Contracts are rated for difficulty (the more people you need and the greater the danger or the higher the profile, the tougher the task is). The jockey rolls a 12-sided die for the result. Success spells payoff while failure means either lick your wounds or try again. A good time traveler learns from his mistakes so repeated attempts are easier, but if the mission ends in catastrophe (a high roll) he’s forced to continue until the job is done (otherwise time unravels like a cheap shroud). Jockeys can only spend 15 days in the past before their atomic substructure falls apart, so the time must be spent judiciously. If they fail they die and someone else must finish the job, but that pitiable individual gets double or triple hazard pay for this thankless work.
When all jockeys agree they cannot risk another trip back or two contracts in a row come and go without a bid, everyone retires and counts money to see who wins – the highest total (among the survivors) is the victor.
Props to Baksha Games for making cards with texture and some amount of thickness. The illustrations are sadly minimal, barely passable, unless they were done by someone still taking classes in high school in which case they’re pretty good. The box cover is almost comical. Cards aren’t text-light but they make a clear, concise job of telling you what they do, and most of the relevant rules are repeated on each of them. The rules are brief but mostly complete, with a small hole or two (is hiring out your specialist optional?) and some typos another pass by the editor could have taken care of. The counters are plain but functional, and the same can be said for the chart for tracking days spent by players.
The ebb and flow of Time Jockeys takes some getting used to – it is not intuitive – but once learned the strategies reveal themselves and the number of people trapped in a loop, dying as they try to fix a catastrophic failure, drops a bit. That’s still an omnipresent danger, so anyone who dislikes an elimination mechanic in their game is going to have a conniption if they fall prey to a few consecutive bad rolls of the dice. Indeed the whole thing seems a bit short given how few contracts one can complete before the 15-day limit is approached, but this also makes it a quick trip with little time to get bored before the tallies are made. No one need work out a grand plan when a tightly executed one works even better.

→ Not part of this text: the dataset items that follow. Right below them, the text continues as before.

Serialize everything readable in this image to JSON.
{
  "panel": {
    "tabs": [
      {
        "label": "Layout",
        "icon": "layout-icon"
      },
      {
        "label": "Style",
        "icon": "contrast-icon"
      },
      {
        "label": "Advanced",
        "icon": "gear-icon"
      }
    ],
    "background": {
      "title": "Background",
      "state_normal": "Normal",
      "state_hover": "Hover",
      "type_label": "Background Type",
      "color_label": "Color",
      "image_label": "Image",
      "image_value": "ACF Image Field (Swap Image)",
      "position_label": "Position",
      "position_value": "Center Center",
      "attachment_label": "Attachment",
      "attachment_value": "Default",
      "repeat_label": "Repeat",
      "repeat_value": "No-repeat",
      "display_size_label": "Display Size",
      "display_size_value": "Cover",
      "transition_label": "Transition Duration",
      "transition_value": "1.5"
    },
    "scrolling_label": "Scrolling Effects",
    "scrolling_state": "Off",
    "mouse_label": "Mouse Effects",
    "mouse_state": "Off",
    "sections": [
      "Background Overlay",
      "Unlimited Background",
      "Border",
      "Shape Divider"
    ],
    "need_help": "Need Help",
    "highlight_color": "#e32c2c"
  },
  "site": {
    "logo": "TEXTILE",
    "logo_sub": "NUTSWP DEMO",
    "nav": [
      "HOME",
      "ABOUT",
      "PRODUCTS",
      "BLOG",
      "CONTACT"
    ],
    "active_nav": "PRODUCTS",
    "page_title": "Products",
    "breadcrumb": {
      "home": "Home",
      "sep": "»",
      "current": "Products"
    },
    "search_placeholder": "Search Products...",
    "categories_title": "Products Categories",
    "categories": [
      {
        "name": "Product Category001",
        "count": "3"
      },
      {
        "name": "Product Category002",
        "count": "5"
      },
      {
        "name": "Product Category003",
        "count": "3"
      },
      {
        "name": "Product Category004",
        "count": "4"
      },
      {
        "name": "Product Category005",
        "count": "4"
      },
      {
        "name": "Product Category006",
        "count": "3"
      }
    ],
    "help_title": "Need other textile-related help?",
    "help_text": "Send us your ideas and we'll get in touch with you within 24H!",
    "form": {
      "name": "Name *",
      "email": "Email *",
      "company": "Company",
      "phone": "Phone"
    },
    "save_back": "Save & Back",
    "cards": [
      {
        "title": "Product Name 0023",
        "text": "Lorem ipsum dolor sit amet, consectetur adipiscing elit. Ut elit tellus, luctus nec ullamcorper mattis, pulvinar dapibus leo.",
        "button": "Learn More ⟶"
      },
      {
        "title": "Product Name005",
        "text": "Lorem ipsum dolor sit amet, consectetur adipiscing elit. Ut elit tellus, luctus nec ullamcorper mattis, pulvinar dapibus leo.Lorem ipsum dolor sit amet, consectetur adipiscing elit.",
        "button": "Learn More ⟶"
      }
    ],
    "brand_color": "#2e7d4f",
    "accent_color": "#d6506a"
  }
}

With its streamlined methods there’s less drag on your gaming time, so it makes good starting fodder or between-games palate cleanser. Time Jockeys is an excellent example of minimal game design, wherein even a few subtle changes to one’s tactics can pay off. It contains the proper amount of player interaction (read: interference) while the theme plays out nicely without a great deal of overcommitment and distraction from the temporal bells and whistles. It does more with less, allowing the design to focus on mechanics and play without bookkeeping and conflict dominating the scene. History has enough of that already.